What the papers didn’t say

What such reports almost always fail to mention – and these were no exception – is how devilishly difficult it is to do surveys linking what we eat to what happens to our bodies. One method is to get a group of people with a given disease and ask them what they’ve eaten over the last umpty months/years/decades. You don’t need to be a stats wizard to see the major problem with this! Alternatively, so-called ‘prospective studies’ start with healthy individuals who are followed for exposure to potential factors and subsequent development of disease. Exposed and unexposed sub-groups are compared for disease rates. There are huge problems with these studies too, not the least being that you have no real idea how well the punters stick to the rules – in this case, what they eat.

The predictable upshot over many years has been that, apart from fruit and veg (good anti-cancer stuff, as we all know), for pretty well every survey showing something we eat gives us cancer there’s another that says it either has no effect or it’s actually protective.

Much easier than actually doing either type of survey is to do what these processed meaters did: put together all the sensible studies you can find (in this case eleven prospective surveys between 1966 and 2011) and see if a clear message emerges. Though not perhaps evident at first sight, this is actually quite a useful thing to do because by lumping all the data together you get a large number of patients and controls and the hope is that, out of the confusion of multiple smaller surveys, clarity will come forth.

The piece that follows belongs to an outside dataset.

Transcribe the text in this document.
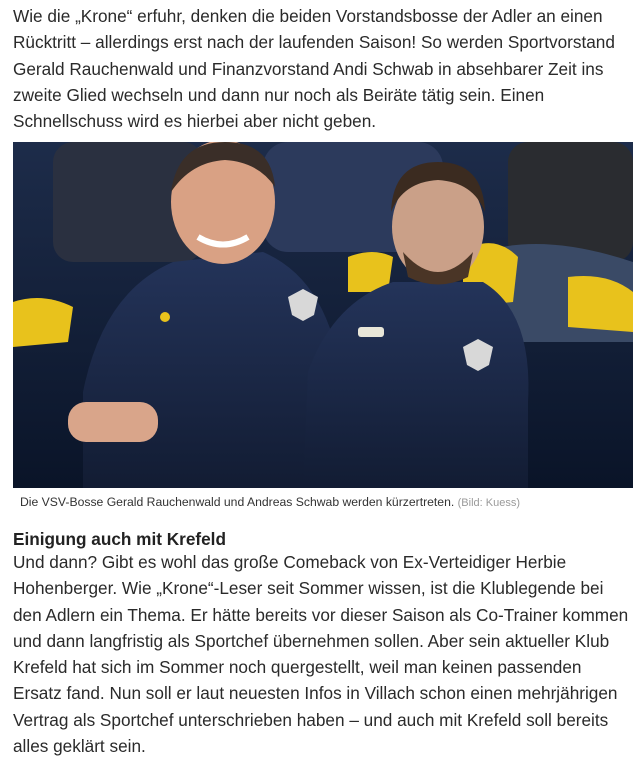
Wie die „Krone“ erfuhr, denken die beiden Vorstandsbosse der Adler an einen Rücktritt – allerdings erst nach der laufenden Saison! So werden Sportvorstand Gerald Rauchenwald und Finanzvorstand Andi Schwab in absehbarer Zeit ins zweite Glied wechseln und dann nur noch als Beiräte tätig sein. Einen Schnellschuss wird es hierbei aber nicht geben.

Die VSV-Bosse Gerald Rauchenwald und Andreas Schwab werden kürzertreten. (Bild: Kuess)
Einigung auch mit Krefeld

Und dann? Gibt es wohl das große Comeback von Ex-Verteidiger Herbie Hohenberger. Wie „Krone“-Leser seit Sommer wissen, ist die Klublegende bei den Adlern ein Thema. Er hätte bereits vor dieser Saison als Co-Trainer kommen und dann langfristig als Sportchef übernehmen sollen. Aber sein aktueller Klub Krefeld hat sich im Sommer noch quergestellt, weil man keinen passenden Ersatz fand. Nun soll er laut neuesten Infos in Villach schon einen mehrjährigen Vertrag als Sportchef unterschrieben haben – und auch mit Krefeld soll bereits alles geklärt sein.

And, up to a point, it did. The relative risk of pancreatic cancer emerged as 1.19 if you eat 50 g of processed meat every day (it would be 1.00 if you take The World Cancer Research Fund’s advice and avoid the stuff altogether). And, of course, the risk goes up the more of it you eat.

How scary is that?

So where does that leave us and how scared should we be by the scary headline? Have I been unwittingly irresponsible indulging a life-long taste for bacon, sausages and such like? Mmm…bacon…Mmm…sausages. (Sorry – Homeric moment there). Well, something like a 20% risk increase may be significant but it isn’t huge. Then 50 g is a fair wodge of bacon or whatever to eat every day. What’s more, the authors admitted that they’d had to make a few assumptions about just how much processed meat people actually had eaten in the various studies they collated, because some only listed ‘servings’ or ‘times’. Then there’s the question of how is the deed done if processed meat does drive cancer? The study authors noted that the most likely culprit is preservatives commonly added to such food – because these can indirectly cause DNA mutations. Having just salivated round the wondrous display of meats, hams, bacons, sausages etc. in my local Farm Shop (Gog Magog Hills: don’t miss it if you’re anywhere near Cambridge) I note than none of their stuff contains additives or preservatives. Whew!!

And the bottom line…

So my advice to me is: don’t panic, don’t pig out – but do keep an eye on where piggy bits come from. All of which is not to minimise the threat of pancreatic cancer. It’s the eighth biggest cancer killer worldwide, nearly 8,000 Brits died from it in 2008 and there’s no effective treatment. What’s the best thing to do – or not to do? Well, as we’ve said, take it easy on the bacon butties. But two things are strongly associated with pancreatic cancer: smoking (contributes to 20% of cases) and obesity. Not smoking’s easy, of course. Now, how to avoid getting fat…

Reference

Larsson, S.C. and Wolk, A. (2012). Red and processed meat consumption and risk of pancreatic cancer: meta-analysis of prospective studies. British Journal of Cancer advance online publication 12 January 2012; doi: 10.1038/bjc.2011.585.